Job Summary:
We are seeking a highly skilled and motivated Machine Learning Engineer with a strong foundation in programming and machine learning, hands-on experience with AWS Machine Learning services (especially SageMaker), and a solid understanding of Data Engineering and MLOps practices. You will be responsible for designing, developing, deploying, and maintaining scalable ML solutions in a cloud-native environment.
Key Responsibilities:
- Design and implement machine learning models and pipelines using AWS SageMaker and related services.
- Develop and maintain robust data pipelines for training and inference workflows.
- Collaborate with data scientists, engineers, and product teams to translate business requirements into ML solutions.
- Implement MLOps best practices including CI/CD for ML, model versioning, monitoring, and retraining strategies.
- Optimize model performance and ensure scalability and reliability in production environments.
- Monitor deployed models for drift, performance degradation, and anomalies.
- Document processes, architectures, and workflows for reproducibility and compliance.
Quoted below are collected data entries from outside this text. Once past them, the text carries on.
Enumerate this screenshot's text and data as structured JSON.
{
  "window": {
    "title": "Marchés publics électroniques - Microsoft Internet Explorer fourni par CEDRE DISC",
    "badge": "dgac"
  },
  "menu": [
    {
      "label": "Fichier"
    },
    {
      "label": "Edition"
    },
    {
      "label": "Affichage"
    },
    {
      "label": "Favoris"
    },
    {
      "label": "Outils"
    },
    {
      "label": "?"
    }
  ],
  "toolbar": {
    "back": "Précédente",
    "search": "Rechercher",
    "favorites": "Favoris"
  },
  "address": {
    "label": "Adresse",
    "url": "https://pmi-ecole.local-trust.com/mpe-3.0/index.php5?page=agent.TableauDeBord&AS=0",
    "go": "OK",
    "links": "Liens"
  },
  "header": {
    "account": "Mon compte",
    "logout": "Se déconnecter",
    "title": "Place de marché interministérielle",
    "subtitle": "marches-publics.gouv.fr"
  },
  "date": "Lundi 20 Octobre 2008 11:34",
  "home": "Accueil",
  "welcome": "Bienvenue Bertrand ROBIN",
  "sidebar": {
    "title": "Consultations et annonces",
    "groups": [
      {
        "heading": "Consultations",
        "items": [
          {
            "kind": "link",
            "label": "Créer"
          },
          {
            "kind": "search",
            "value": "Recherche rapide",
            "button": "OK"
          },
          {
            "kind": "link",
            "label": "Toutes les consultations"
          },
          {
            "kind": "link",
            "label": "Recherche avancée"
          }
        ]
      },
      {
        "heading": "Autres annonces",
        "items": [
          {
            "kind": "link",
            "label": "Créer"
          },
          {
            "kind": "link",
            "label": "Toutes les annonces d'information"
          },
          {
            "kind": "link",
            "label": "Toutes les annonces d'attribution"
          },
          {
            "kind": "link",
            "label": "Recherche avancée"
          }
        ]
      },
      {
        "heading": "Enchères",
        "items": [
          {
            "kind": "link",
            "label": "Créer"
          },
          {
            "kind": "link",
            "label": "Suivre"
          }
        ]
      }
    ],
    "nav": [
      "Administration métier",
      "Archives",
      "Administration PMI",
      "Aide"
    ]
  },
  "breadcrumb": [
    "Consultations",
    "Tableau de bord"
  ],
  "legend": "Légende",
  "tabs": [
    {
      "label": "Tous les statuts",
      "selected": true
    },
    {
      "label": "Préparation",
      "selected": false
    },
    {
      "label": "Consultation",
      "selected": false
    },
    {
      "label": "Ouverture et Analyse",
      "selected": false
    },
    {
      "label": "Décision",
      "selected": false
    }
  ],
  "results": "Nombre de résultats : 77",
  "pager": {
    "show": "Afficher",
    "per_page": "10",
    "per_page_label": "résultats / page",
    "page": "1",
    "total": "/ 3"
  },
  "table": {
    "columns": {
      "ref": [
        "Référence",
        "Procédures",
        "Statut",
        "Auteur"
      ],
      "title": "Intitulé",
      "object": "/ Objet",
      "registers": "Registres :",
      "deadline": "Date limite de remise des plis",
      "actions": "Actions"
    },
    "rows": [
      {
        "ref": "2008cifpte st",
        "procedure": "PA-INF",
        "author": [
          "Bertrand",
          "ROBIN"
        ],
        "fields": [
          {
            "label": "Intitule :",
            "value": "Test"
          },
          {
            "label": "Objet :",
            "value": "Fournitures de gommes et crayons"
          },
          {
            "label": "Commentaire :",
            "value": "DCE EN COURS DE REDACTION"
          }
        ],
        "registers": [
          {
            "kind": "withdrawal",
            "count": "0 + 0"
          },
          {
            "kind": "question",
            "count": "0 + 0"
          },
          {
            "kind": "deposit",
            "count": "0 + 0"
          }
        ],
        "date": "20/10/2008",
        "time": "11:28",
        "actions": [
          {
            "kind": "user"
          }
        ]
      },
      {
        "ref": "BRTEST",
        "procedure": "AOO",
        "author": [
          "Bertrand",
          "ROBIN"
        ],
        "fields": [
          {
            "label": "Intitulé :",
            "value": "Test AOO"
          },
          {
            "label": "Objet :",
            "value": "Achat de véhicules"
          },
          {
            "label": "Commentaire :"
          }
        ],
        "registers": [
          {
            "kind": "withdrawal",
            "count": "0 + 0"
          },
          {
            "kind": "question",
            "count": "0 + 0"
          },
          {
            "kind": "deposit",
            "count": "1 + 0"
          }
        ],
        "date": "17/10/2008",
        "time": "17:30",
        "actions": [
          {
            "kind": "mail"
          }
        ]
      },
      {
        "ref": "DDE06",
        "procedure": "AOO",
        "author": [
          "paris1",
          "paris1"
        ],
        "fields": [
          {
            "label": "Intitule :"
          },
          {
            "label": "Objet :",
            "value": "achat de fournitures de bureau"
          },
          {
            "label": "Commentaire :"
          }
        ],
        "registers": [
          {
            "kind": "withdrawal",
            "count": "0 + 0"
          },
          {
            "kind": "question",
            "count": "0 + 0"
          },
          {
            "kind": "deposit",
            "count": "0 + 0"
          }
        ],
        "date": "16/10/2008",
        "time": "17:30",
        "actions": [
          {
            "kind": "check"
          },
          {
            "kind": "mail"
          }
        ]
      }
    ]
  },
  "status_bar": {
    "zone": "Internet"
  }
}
Required Skills & Qualifications:
- Strong programming skills in Python and familiarity with ML libraries (e.g., scikit-learn, TensorFlow, PyTorch).
- Solid understanding of machine learning algorithms, model evaluation, and tuning.
- Hands-on experience with AWS ML services, especially SageMaker, S3, Lambda, Step Functions, and CloudWatch.
- Experience with data engineering tools (e.g., Apache Airflow, Spark, Glue) and workflow orchestration.
- Proficiency in MLOps tools and practices (e.g., MLflow, Kubeflow, CI/CD pipelines, Docker, Kubernetes).
- Familiarity with monitoring tools and logging frameworks for ML systems.
- Excellent problem-solving and communication skills.
Preferred Qualifications:
- AWS Certification (e.g., AWS Certified Machine Learning – Specialty).
- Experience with real-time inference and streaming data.
- Knowledge of data governance, security, and compliance in ML systems.